Ils étaient plus de 530 000 à plancher dès 8 heures ce vendredi matin sur la première véritable épreuve écrite de leur bac : le français. Qu’ils soient en filière générale ou technologique, tous les élèves de première ont eu quatre heures pour montrer l’étendue de leur culture littéraire. Et cette année, les sujets ont puisé dans des œuvres aussi classiques qu’exigeantes, de Corneille à Sarraute en passant par Barbey d’Aurevilly.
En série générale, les candidats devaient choisir entre le commentaire d’un extrait du roman « L’Ensorcelée » ou une dissertation sur l’une des trois pièces suivantes : Le Menteur de Corneille, On ne badine pas avec l’amour de Musset, ou Pour un oui ou pour un non de Sarraute. Autant de textes emblématiques qui interrogeaient les notions de mensonge, d’affrontement amoureux ou de dispute verbale, selon les parcours étudiés cette année.
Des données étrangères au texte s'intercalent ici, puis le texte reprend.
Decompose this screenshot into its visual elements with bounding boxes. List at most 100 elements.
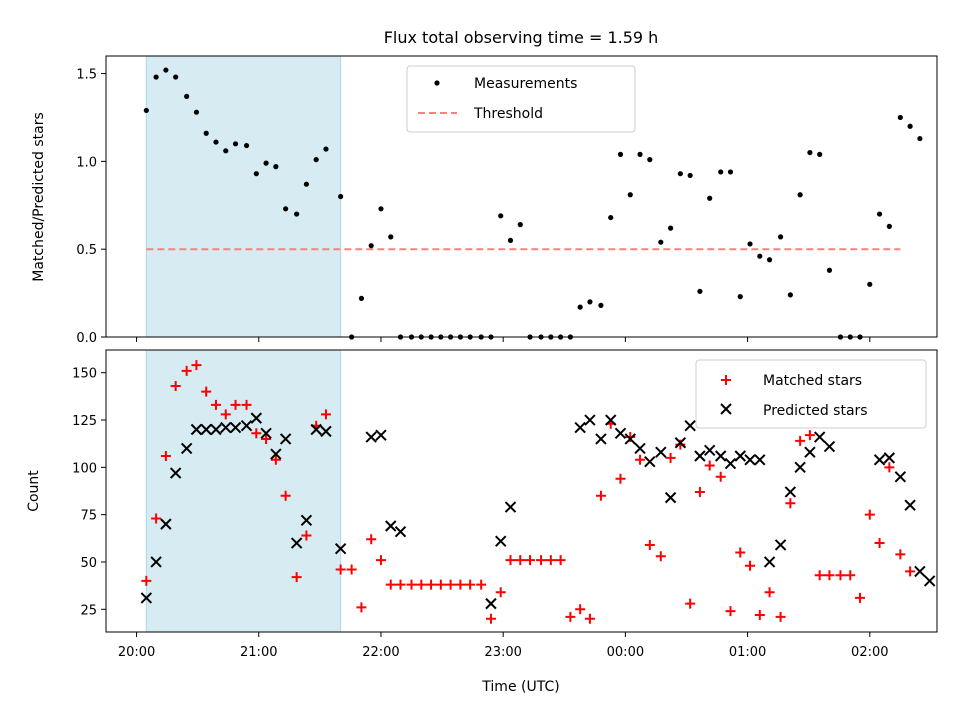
predicted-star-point [584,414,596,426]
predicted-star-point [744,454,756,466]
matched-star-point [495,587,506,598]
measurement-point [737,294,743,300]
predicted-star-point [644,455,656,468]
matched-star-point [141,575,152,586]
measurement-point [577,304,583,310]
legend-measurement-marker [434,80,440,86]
predicted-star-point [794,461,806,474]
measurement-point [627,192,633,198]
x-tick-label: 20:00 [118,645,155,660]
measurement-point [766,257,773,263]
measurement-point [294,211,300,217]
predicted-star-point [200,423,212,436]
matched-star-point [704,460,715,471]
measurement-point [388,234,394,240]
matched-star-point [725,606,736,617]
predicted-star-point [763,556,776,568]
matched-star-point [445,579,456,590]
predicted-star-point [655,446,667,458]
measurement-point [303,181,310,187]
predicted-star-point [804,446,816,458]
matched-star-point [301,530,312,541]
measurement-point [757,253,763,259]
legend-measurements-label: Measurements [474,76,577,92]
x-tick-label: 22:00 [362,645,399,660]
matched-star-point [555,555,566,566]
predicted-star-point [375,429,387,441]
predicted-star-point [290,537,303,549]
matched-star-point [366,534,377,545]
matched-star-point [151,513,162,524]
predicted-star-point [774,539,787,551]
y-tick-label: 1.5 [76,68,97,83]
matched-star-point [644,539,655,550]
predicted-star-point [904,499,916,511]
predicted-star-point [823,440,836,453]
matched-star-point [635,454,646,465]
predicted-star-point [754,454,766,466]
legend-box [695,359,927,429]
predicted-star-point [634,442,646,455]
matched-star-point [241,399,252,410]
y-tick-label: 100 [72,461,97,476]
matched-star-point [426,579,437,590]
matched-star-point [455,579,466,590]
x-tick-label: 23:00 [484,645,521,660]
matched-star-point [685,598,696,609]
predicted-star-point [270,448,282,460]
predicted-star-point [703,444,716,457]
measurement-point [283,206,289,212]
measurement-point [667,225,674,231]
predicted-star-point [784,486,797,498]
measurement-point [368,243,374,249]
measurement-point [677,171,683,177]
matched-star-point [884,462,895,473]
matched-star-point [291,572,302,583]
matched-star-point [435,579,446,590]
measurement-point [517,222,523,228]
y-axis-label: Count [26,470,42,512]
matched-star-point [230,399,241,410]
predicted-star-point [180,442,193,455]
predicted-star-point [894,471,907,483]
predicted-star-point [220,421,232,434]
measurement-point [498,213,504,219]
y-tick-label: 125 [72,414,97,429]
predicted-star-point [240,419,253,432]
measurement-point [687,172,693,179]
x-axis-label: Time (UTC) [481,679,559,695]
matched-star-point [694,486,705,497]
measurement-point [617,151,624,157]
matched-star-point [625,432,636,443]
predicted-star-point [595,433,607,445]
predicted-star-point [394,525,407,538]
matched-star-point [515,555,526,566]
legend-box [406,65,636,133]
matched-star-point [505,555,516,566]
matched-star-point [795,435,806,446]
y-tick-label: 75 [80,509,97,524]
measurement-point [243,142,250,149]
predicted-star-point [813,431,826,443]
x-tick-label: 01:00 [729,645,766,660]
matched-star-point [855,592,866,603]
measurement-point [263,160,269,166]
measurement-point [907,123,913,129]
measurement-point [587,299,593,305]
matched-star-point [665,452,676,463]
x-tick-label: 00:00 [607,645,644,660]
matched-star-point [545,555,556,566]
measurement-point [184,93,190,99]
matched-star-point [565,611,576,622]
matched-star-point [356,602,367,613]
matched-star-point [395,579,406,590]
matched-star-point [201,386,212,397]
matched-star-point [220,409,231,420]
matched-star-point [775,611,786,622]
matched-star-point [476,579,487,590]
measurement-point [747,241,753,247]
measurement-point [787,292,793,298]
predicted-star-point [914,565,926,578]
matched-star-point [485,613,496,624]
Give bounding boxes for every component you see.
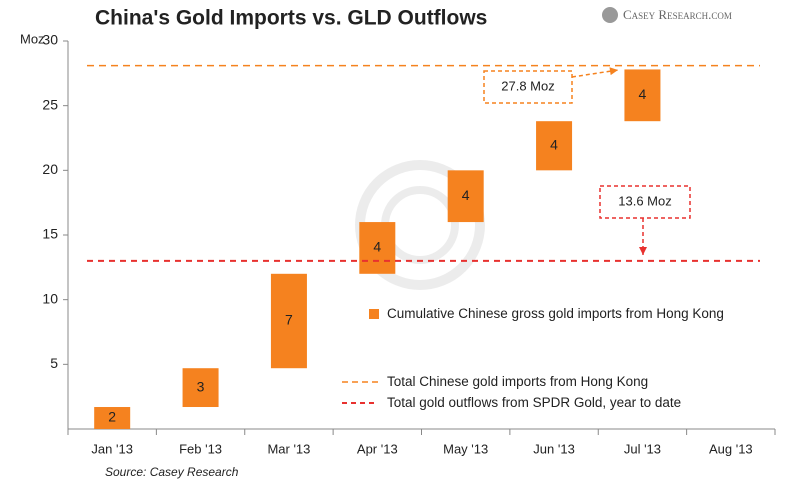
bar-label: 4 <box>550 136 558 152</box>
source: Source: Casey Research <box>105 465 239 479</box>
y-tick-label: 15 <box>42 226 58 242</box>
annotation: 27.8 Moz <box>501 78 554 93</box>
legend-label: Total Chinese gold imports from Hong Kon… <box>387 374 649 389</box>
bar <box>447 170 484 223</box>
annotation-box <box>483 70 573 104</box>
arrow-head <box>639 247 647 255</box>
bar <box>624 69 661 122</box>
y-tick-label: 10 <box>42 290 58 306</box>
x-tick-label: Jul '13 <box>624 441 661 456</box>
y-tick-label: 20 <box>42 161 58 177</box>
bar <box>359 222 396 274</box>
x-tick-label: May '13 <box>443 441 488 456</box>
bar-label: 4 <box>462 187 470 203</box>
y-tick-label: 25 <box>42 96 58 112</box>
x-tick-label: Jun '13 <box>533 441 575 456</box>
bar <box>182 368 219 408</box>
x-tick-label: Aug '13 <box>709 441 753 456</box>
x-tick-label: Feb '13 <box>179 441 222 456</box>
chart-title: China's Gold Imports vs. GLD Outflows <box>95 7 487 30</box>
annotation-box <box>599 185 691 219</box>
bar <box>536 121 573 171</box>
legend-swatch <box>369 309 379 319</box>
bar-label: 2 <box>108 409 116 425</box>
arrow-head <box>609 67 618 76</box>
y-tick-label: 5 <box>50 355 58 371</box>
bar <box>94 407 131 429</box>
bar-label: 7 <box>285 312 293 328</box>
logo: Casey Research.com <box>623 7 732 22</box>
x-tick-label: Jan '13 <box>91 441 133 456</box>
bar-label: 4 <box>639 86 647 102</box>
x-tick-label: Mar '13 <box>267 441 310 456</box>
x-tick-label: Apr '13 <box>357 441 398 456</box>
bar-label: 3 <box>197 378 205 394</box>
legend-label: Total gold outflows from SPDR Gold, year… <box>387 395 682 410</box>
logo-icon <box>602 7 618 23</box>
annotation: 13.6 Moz <box>618 193 671 208</box>
bar-label: 4 <box>373 239 381 255</box>
legend-label: Cumulative Chinese gross gold imports fr… <box>387 306 724 321</box>
bar <box>270 273 307 369</box>
y-axis-label: Moz <box>20 31 45 46</box>
y-tick-label: 30 <box>42 32 58 48</box>
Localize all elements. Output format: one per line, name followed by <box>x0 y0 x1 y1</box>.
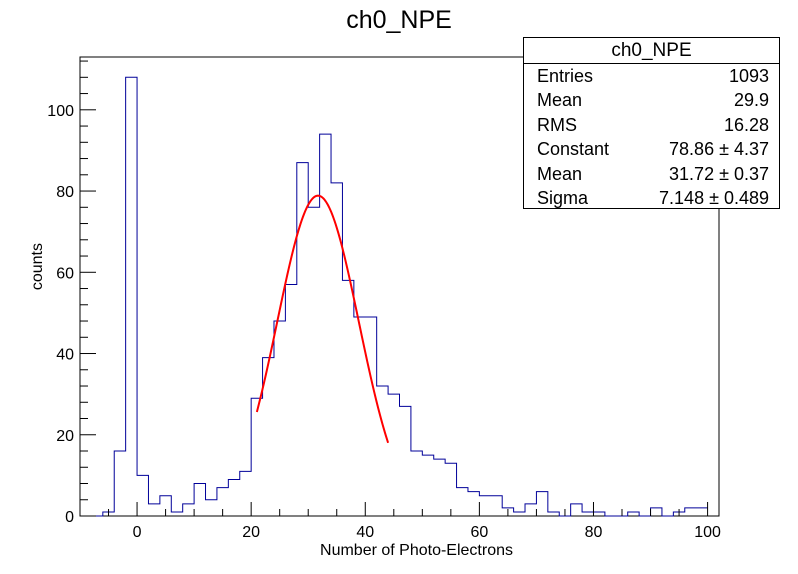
histogram-bin <box>114 451 125 516</box>
stats-value: 7.148 ± 0.489 <box>659 187 769 208</box>
histogram-bin <box>411 451 422 516</box>
histogram-bin <box>240 471 251 516</box>
stats-value: 78.86 ± 4.37 <box>669 139 769 160</box>
stats-value: 16.28 <box>723 114 769 135</box>
histogram-bin <box>593 512 604 516</box>
stats-row-entries: Entries 1093 <box>524 64 779 88</box>
histogram-bin <box>285 284 296 516</box>
histogram-bin <box>525 504 536 516</box>
y-tick-label: 80 <box>56 184 74 201</box>
histogram-bin <box>445 463 456 516</box>
stats-box: ch0_NPE Entries 1093 Mean 29.9 RMS 16.28… <box>523 37 780 209</box>
histogram-bin <box>651 508 662 516</box>
stats-key: Mean <box>537 163 583 184</box>
plot-frame <box>79 56 720 517</box>
x-tick-label: 60 <box>470 524 488 541</box>
histogram-bin <box>422 455 433 516</box>
histogram-bin <box>148 504 159 516</box>
y-tick-label: 60 <box>56 265 74 282</box>
x-axis-label: Number of Photo-Electrons <box>320 542 513 559</box>
stats-value: 1093 <box>728 66 769 86</box>
histogram-bin <box>491 496 502 516</box>
histogram-bin <box>400 406 411 516</box>
stats-key: Entries <box>537 66 594 86</box>
y-axis-label: counts <box>29 243 46 290</box>
y-tick-label: 20 <box>56 428 74 445</box>
stats-key: Sigma <box>537 187 589 208</box>
histogram-bin <box>137 475 148 516</box>
chart-title: ch0_NPE <box>346 6 452 34</box>
x-tick-label: 0 <box>133 524 142 541</box>
stats-row-constant: Constant 78.86 ± 4.37 <box>524 137 779 161</box>
y-tick-label: 0 <box>65 509 74 526</box>
stats-row-rms: RMS 16.28 <box>524 113 779 137</box>
y-tick-label: 100 <box>47 103 74 120</box>
stats-value: 29.9 <box>733 90 769 111</box>
histogram-bin <box>126 77 137 516</box>
stats-row-fit-mean: Mean 31.72 ± 0.37 <box>524 162 779 186</box>
histogram-bin <box>171 512 182 516</box>
histogram-bin <box>685 508 696 516</box>
stats-title: ch0_NPE <box>524 38 779 64</box>
histogram-bin <box>479 496 490 516</box>
stats-key: Constant <box>537 139 610 160</box>
histogram-bin <box>536 492 547 516</box>
x-tick-label: 100 <box>694 524 721 541</box>
y-tick-label: 40 <box>56 347 74 364</box>
histogram-bin <box>696 508 707 516</box>
x-tick-label: 40 <box>356 524 374 541</box>
gaussian-fit-curve <box>255 194 390 444</box>
axes: 0 20 40 60 80 100 0 20 40 60 80 100 <box>47 60 721 541</box>
histogram-bin <box>308 207 319 516</box>
stats-key: RMS <box>537 114 577 135</box>
x-tick-label: 80 <box>585 524 603 541</box>
histogram-bin <box>331 183 342 516</box>
histogram-bin <box>342 280 353 516</box>
histogram-bin <box>194 484 205 516</box>
histogram-bin <box>582 512 593 516</box>
histogram-bin <box>468 492 479 516</box>
stats-row-sigma: Sigma 7.148 ± 0.489 <box>524 186 779 210</box>
stats-row-mean: Mean 29.9 <box>524 88 779 112</box>
histogram-bin <box>514 512 525 516</box>
histogram-bin <box>571 504 582 516</box>
histogram-bin <box>457 488 468 516</box>
histogram-bin <box>183 504 194 516</box>
histogram-bin <box>365 317 376 516</box>
histogram-bin <box>388 394 399 516</box>
histogram-bin <box>251 398 262 516</box>
histogram-bin <box>320 134 331 516</box>
histogram-bin <box>274 321 285 516</box>
histogram-bin <box>434 459 445 516</box>
histogram-bin <box>228 479 239 516</box>
x-tick-label: 20 <box>242 524 260 541</box>
stats-key: Mean <box>537 90 583 111</box>
histogram-bin <box>206 500 217 516</box>
histogram-bin <box>628 512 639 516</box>
stats-value: 31.72 ± 0.37 <box>669 163 769 184</box>
histogram-bin <box>548 512 559 516</box>
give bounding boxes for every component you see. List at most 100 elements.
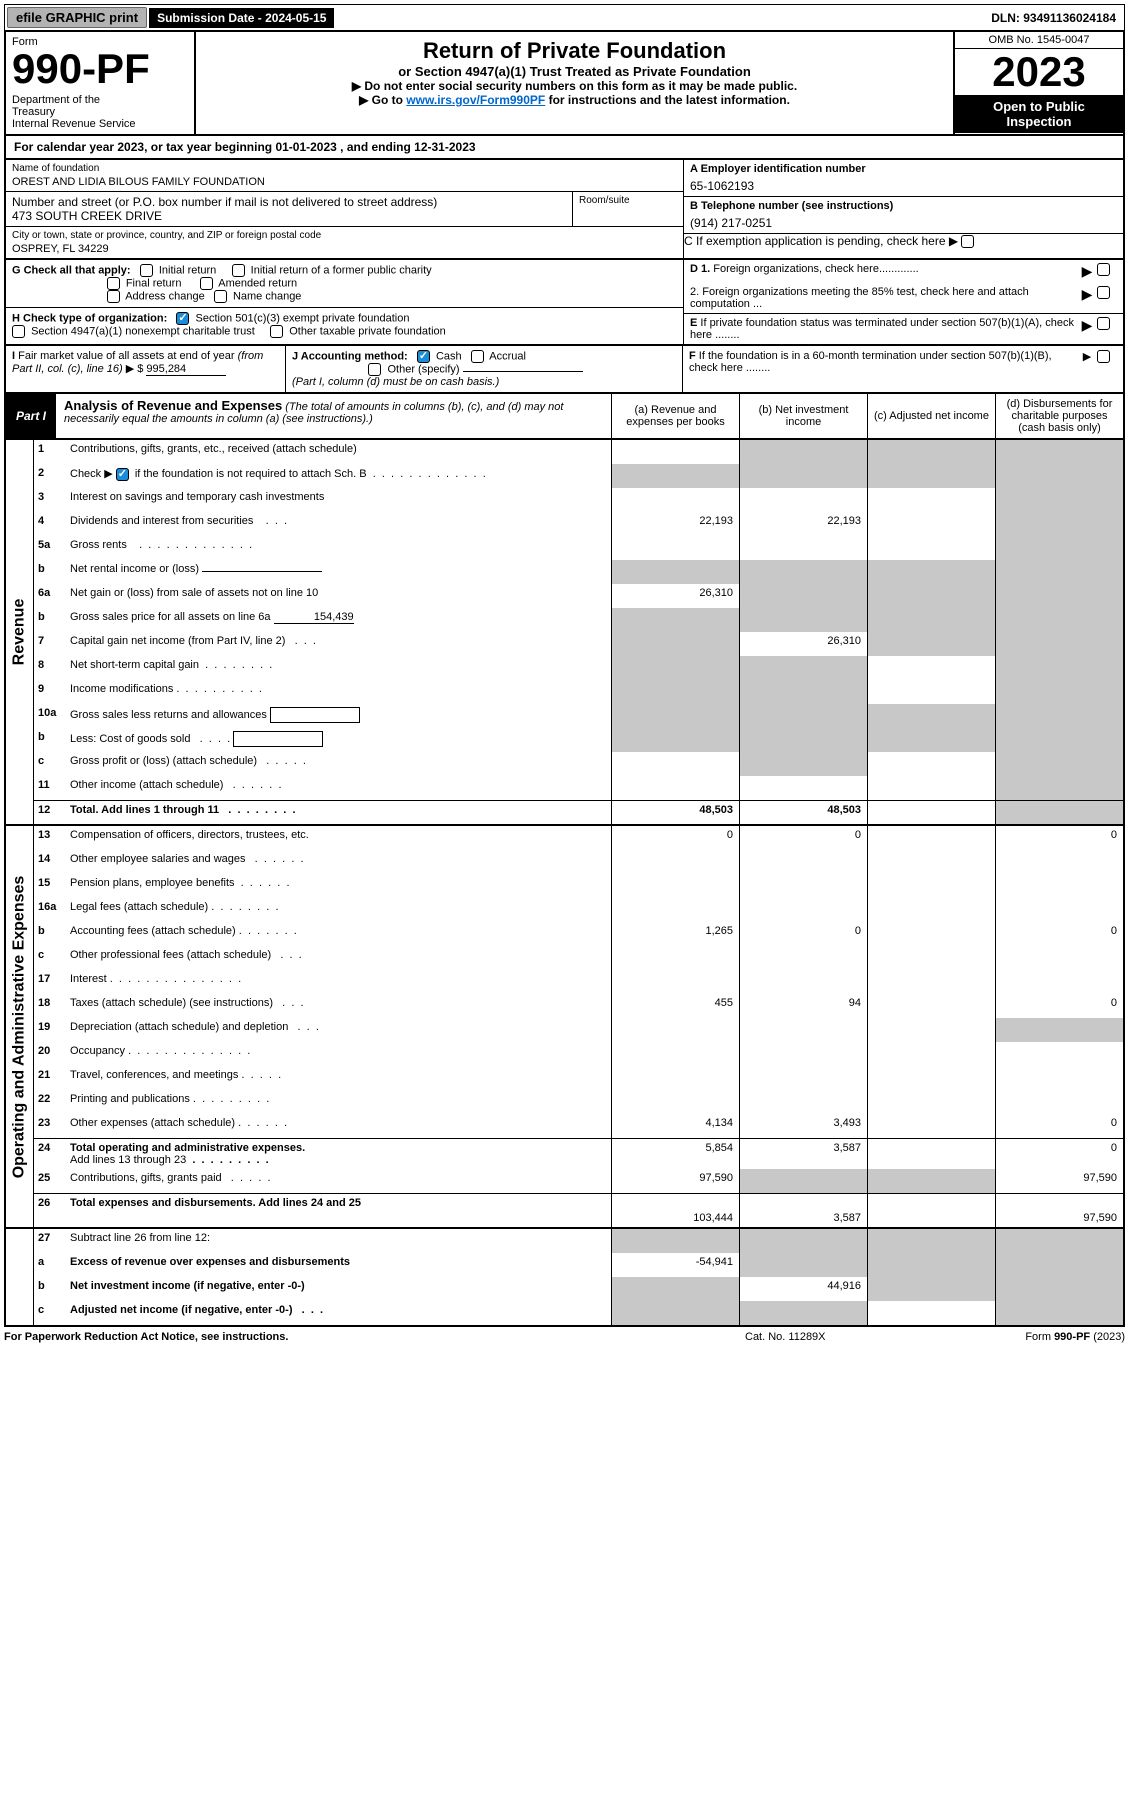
g-initial-return-checkbox[interactable] xyxy=(140,264,153,277)
form-number: 990-PF xyxy=(12,48,188,90)
part1-label: Part I xyxy=(6,394,56,438)
row-13: Compensation of officers, directors, tru… xyxy=(66,826,611,850)
row-7: Capital gain net income (from Part IV, l… xyxy=(66,632,611,656)
h-4947-checkbox[interactable] xyxy=(12,325,25,338)
row-12: Total. Add lines 1 through 11 . . . . . … xyxy=(66,801,611,824)
omb-number: OMB No. 1545-0047 xyxy=(955,32,1123,49)
department: Department of theTreasuryInternal Revenu… xyxy=(12,94,188,130)
row-20: Occupancy . . . . . . . . . . . . . . xyxy=(66,1042,611,1066)
revenue-label: Revenue xyxy=(11,599,29,666)
form-ref: Form 990-PF (2023) xyxy=(945,1331,1125,1343)
col-c-header: (c) Adjusted net income xyxy=(867,394,995,438)
street-address: 473 SOUTH CREEK DRIVE xyxy=(12,209,566,223)
row-6a: Net gain or (loss) from sale of assets n… xyxy=(66,584,611,608)
telephone: (914) 217-0251 xyxy=(690,212,1117,230)
row-27c: Adjusted net income (if negative, enter … xyxy=(66,1301,611,1325)
g-address-change-checkbox[interactable] xyxy=(107,290,120,303)
g-amended-checkbox[interactable] xyxy=(200,277,213,290)
expenses-label: Operating and Administrative Expenses xyxy=(11,875,29,1178)
g-former-charity-checkbox[interactable] xyxy=(232,264,245,277)
city-state-zip: OSPREY, FL 34229 xyxy=(12,241,677,255)
form-header: Form 990-PF Department of theTreasuryInt… xyxy=(4,31,1125,136)
f-label: F If the foundation is in a 60-month ter… xyxy=(689,350,1077,374)
tel-label: B Telephone number (see instructions) xyxy=(690,200,1117,212)
info-grid: Name of foundation OREST AND LIDIA BILOU… xyxy=(4,160,1125,260)
ijf-row: I Fair market value of all assets at end… xyxy=(4,346,1125,394)
row-24: Total operating and administrative expen… xyxy=(66,1139,611,1169)
city-label: City or town, state or province, country… xyxy=(12,230,677,241)
name-label: Name of foundation xyxy=(12,163,677,174)
row-16b: Accounting fees (attach schedule) . . . … xyxy=(66,922,611,946)
j-note: (Part I, column (d) must be on cash basi… xyxy=(292,376,499,388)
row-16a: Legal fees (attach schedule) . . . . . .… xyxy=(66,898,611,922)
pointer-icon: ▶ xyxy=(949,234,958,248)
row-27b: Net investment income (if negative, ente… xyxy=(66,1277,611,1301)
irs-link[interactable]: www.irs.gov/Form990PF xyxy=(406,93,545,107)
addr-label: Number and street (or P.O. box number if… xyxy=(12,195,566,209)
form-title: Return of Private Foundation xyxy=(202,38,947,64)
row-23: Other expenses (attach schedule) . . . .… xyxy=(66,1114,611,1138)
row-17: Interest . . . . . . . . . . . . . . . xyxy=(66,970,611,994)
c-checkbox[interactable] xyxy=(961,235,974,248)
f-checkbox[interactable] xyxy=(1097,350,1110,363)
top-bar: efile GRAPHIC print Submission Date - 20… xyxy=(4,4,1125,31)
j-cash-checkbox[interactable] xyxy=(417,350,430,363)
g-label: G Check all that apply: xyxy=(12,264,131,276)
open-public: Open to Public Inspection xyxy=(955,95,1123,133)
expenses-table: Operating and Administrative Expenses 13… xyxy=(4,826,1125,1229)
ein: 65-1062193 xyxy=(690,175,1117,193)
footer: For Paperwork Reduction Act Notice, see … xyxy=(4,1327,1125,1347)
row-4: Dividends and interest from securities .… xyxy=(66,512,611,536)
row-5b: Net rental income or (loss) xyxy=(66,560,611,584)
row-10c: Gross profit or (loss) (attach schedule)… xyxy=(66,752,611,776)
form-subtitle: or Section 4947(a)(1) Trust Treated as P… xyxy=(202,64,947,79)
ein-label: A Employer identification number xyxy=(690,163,1117,175)
room-label: Room/suite xyxy=(573,192,683,226)
row-1: Contributions, gifts, grants, etc., rece… xyxy=(66,440,611,464)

L’épreuve est dotée d’un coefficient 5, au même titre que l’oral à venir.
les séries techno confrontées à la poésie et à la littérature d’idées
Les élèves en voie technologique ont, eux, dû commenter un poème de Richard Rognet, extrait de Élégies pour le temps de vivre. Ils avaient également la possibilité de traiter un second exercice en deux parties : contraction d’un texte argumentatif moderne, suivie d’un essai à rédiger à partir d’une œuvre classique. Trois grandes figures au choix : Rabelais pour l’éducation, La Bruyère pour la nature humaine ou Olympe de Gouges pour l’égalité.
Les épreuves orales de français commenceront le 24 juin et s’étaleront jusqu’au 5 juillet selon les convocations. Dès lundi, les élèves de terminale entreront dans le vif du bac avec la philosophie, avant les épreuves de spécialité. Cette édition 2025 du bac marque aussi une nouveauté attendue : l’introduction d’une épreuve anticipée de mathématiques pour les élèves de première dès l’an prochain.